The wild horses of the Namib face extinction

The last five years have been harsh for the wild horses of the Namib, with severe drought and predation by a pack of spotted hyenas, which moved into the area in 2013. Numbers have plummeted dramatically from around 300 to a mere 80 horses. The lives of the remaining horses are still in immediate danger.

According to biologist, Dr Telané Greyling, who has studied the wild horses for more than 20 years and who works closely with the Namibia Wild Horses Foundation, not a single foal has survived since 2012, making the youngest horse six-years old. “In 2013 alone, the hyenas killed about a hundred horses, fifty of them foals,” she says.
Long-awaited rainfall this year brought new hope and allowed the Namibia Wild Horses Foundation to stop feeding the horses after a long 27 months of severe drought in which the public generously donated both feed and funds to keep the horses alive. The desert transformed with the new green grass, the condition of the remaining horses improved and some of the mares conceived. To add to the newly-felt positivity, the pack of hyenas moved off onto adjacent farmland leaving the horses in peace. The first foals were born, and it began to look as if the Namib finally stood a chance.
Unfortunately, the respite was short-lived. The hyenas returned with a vengeance, killing three of the four foals born since September, once again threatening the century-old population.
The Namibia Wild Horses Foundation strongly believes that the horses are teetering on the brink of extinction. Even with the last good rains, there is no chance of survival for the foals if the hyenas are around. The hyenas already resumed targeting the adult horses. The population is already depleted, with only 33 mares remaining and the genetic integrity of the population at risk. Mannfred Goldbeck, chairman of the Namibia Wild Horses Foundation, says: “The Foundation is waiting anxiously for the Ministry of Environment and Tourism (MET) to respond to our request for custodianship of the horses. We need to implement measures urgently to safeguard their future. We have been trying for several years to engage with MET, without success. The situation is now an emergency. We urge the Ministry to commit to a plan of action so that we can save the remaining population.”
The Wild Horses Foundation has been in dialogue with MET since 2015. The Ministry has been

reluctant to manage the hyenas, as it has a non-interference policy regarding the wildlife in the national parks, yet it wants the horses to remain in the Namib Naukluft Park, where without intervention their future is certainly doomed. MET is also unwilling to grant the Wild Horses Foundation custodianship of the horses, which would enable the Foundation to find suitable land elsewhere and relocate the horses to ensure their survival.
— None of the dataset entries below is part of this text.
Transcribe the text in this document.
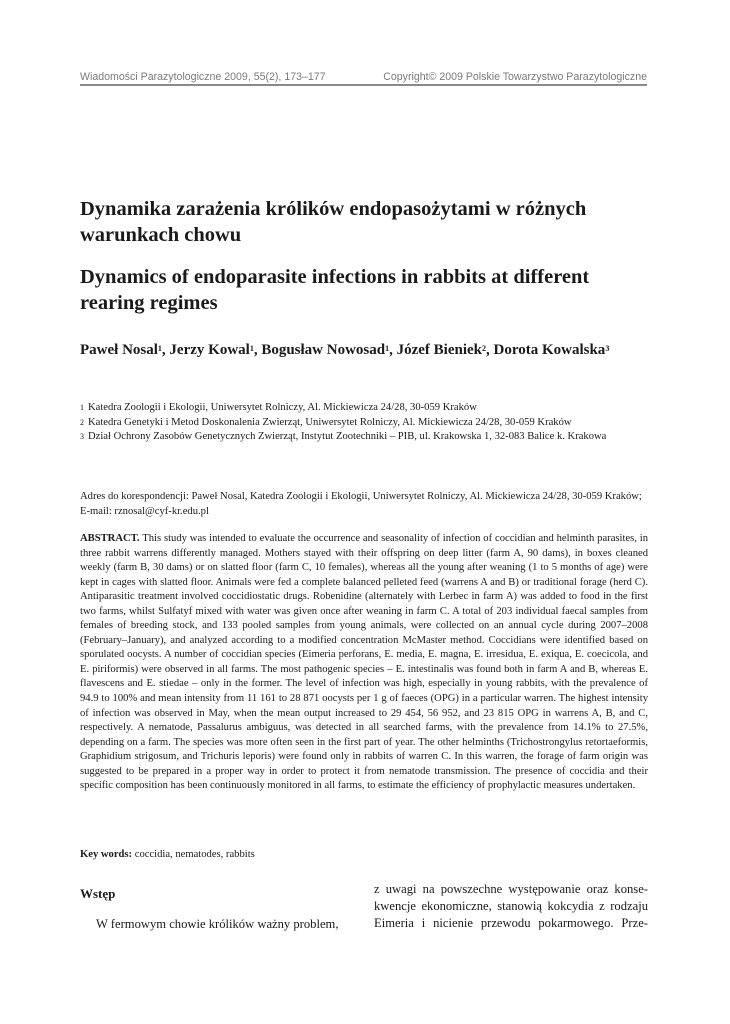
Wiadomości Parazytologiczne 2009, 55(2), 173–177	Copyright© 2009 Polskie Towarzystwo Parazytologiczne
Dynamika zarażenia królików endopasożytami w różnych warunkach chowu
Dynamics of endoparasite infections in rabbits at different rearing regimes

Paweł Nosal$^1$, Jerzy Kowal$^1$, Bogusław Nowosad$^1$, Józef Bieniek$^2$, Dorota Kowalska$^3$

$^1$ Katedra Zoologii i Ekologii, Uniwersytet Rolniczy, Al. Mickiewicza 24/28, 30-059 Kraków

$^2$ Katedra Genetyki i Metod Doskonalenia Zwierząt, Uniwersytet Rolniczy, Al. Mickiewicza 24/28, 30-059 Kraków

$^3$ Dział Ochrony Zasobów Genetycznych Zwierząt, Instytut Zootechniki – PIB, ul. Krakowska 1, 32-083 Balice k. Krakowa

Adres do korespondencji: Paweł Nosal, Katedra Zoologii i Ekologii, Uniwersytet Rolniczy, Al. Mickiewicza 24/28, 30-059 Kraków; E-mail: rznosal@cyf-kr.edu.pl

ABSTRACT. This study was intended to evaluate the occurrence and seasonality of infection of coccidian and helminth parasites, in three rabbit warrens differently managed. Mothers stayed with their offspring on deep litter (farm A, 90 dams), in boxes cleaned weekly (farm B, 30 dams) or on slatted floor (farm C, 10 females), whereas all the young after weaning (1 to 5 months of age) were kept in cages with slatted floor. Animals were fed a complete balanced pelleted feed (warrens A and B) or traditional forage (herd C). Antiparasitic treatment involved coccidiostatic drugs. Robenidine (alternately with Lerbec in farm A) was added to food in the first two farms, whilst Sulfatyf mixed with water was given once after weaning in farm C. A total of 203 individual faecal samples from females of breeding stock, and 133 pooled samples from young animals, were collected on an annual cycle during 2007–2008 (February–January), and analyzed according to a modified concentration McMaster method. Coccidians were identified based on sporulated oocysts. A number of coccidian species (Eimeria perforans, E. media, E. magna, E. irresidua, E. exiqua, E. coecicola, and E. piriformis) were observed in all farms. The most pathogenic species – E. intestinalis was found both in farm A and B, whereas E. flavescens and E. stiedae – only in the former. The level of infection was high, especially in young rabbits, with the prevalence of 94.9 to 100% and mean intensity from 11 161 to 28 871 oocysts per 1 g of faeces (OPG) in a particular warren. The highest intensity of infection was observed in May, when the mean output increased to 29 454, 56 952, and 23 815 OPG in warrens A, B, and C, respectively. A nematode, Passalurus ambiguus, was detected in all searched farms, with the prevalence from 14.1% to 27.5%, depending on a farm. The species was more often seen in the first part of year. The other helminths (Trichostrongylus retortaeformis, Graphidium strigosum, and Trichuris leporis) were found only in rabbits of warren C. In this warren, the forage of farm origin was suggested to be prepared in a proper way in order to protect it from nematode transmission. The presence of coccidia and their specific composition has been continuously monitored in all farms, to estimate the efficiency of prophylactic measures undertaken.

Key words: coccidia, nematodes, rabbits

Wstęp

W fermowym chowie królików ważny problem,

z uwagi na powszechne występowanie oraz konse-
kwencje ekonomiczne, stanowią kokcydia z rodzaju
Eimeria i nicienie przewodu pokarmowego. Prze-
This unwillingness to manage the situation or to pass on custodianship, means certain death for the population. With no action taken, the Namib population will almost certainly disappear from the planet in the very near future.
The Wild Horses Foundation desperately wants to help the horses, but their hands are tied unless MET grants them custodianship.
Over the years, the wild horses of the Namib have entered the hearts of people across the globe. Millions of dollars have been donated by thousands of people over the last three decades to provide feed for the horses to see them through the drought periods, and the Foundation has laboured to transport and deliver this feed to ensure that the horses make it through these tough times. It seems that it was to no avail, given the intransigence of MET to act in the present situation. The Ministry has a responsibility to the horses and an accountability to these benefactors, and to Namibia and its people.
The wild horses of the Namib are among the top ten tourist attractions in Namibia. They embody the wild and free spirit of the country, have been the subject of numerous documentary films and are used to promote Namibia as a popular tourist destination. They are an important part of Namibia’s history and heritage. The loss of this population will do untold damage to the brand Namibia.
If MET does not act, the world will look askance at Namibians, who let their population of wild horses die on their watch when simple solutions were readily available.
MET, the future of the wild horses is in your hands! And time is fast running out.
We are about to lose our Namibian wild horses. There is no more time to deliberate. Over the weekend, tracks and drag marks were found leading to the hyena den, a clear indication that the last foal has been taken by the hyenas. The pack will now, once again, predate on the adult horses targeting mainly the mares until not even one is left.
The clock is ticking. The situation is critical. The Namibian wild horses are on the brink of extinction.
We call on the Ministry to urgently take definitive action before the entire population is decimated!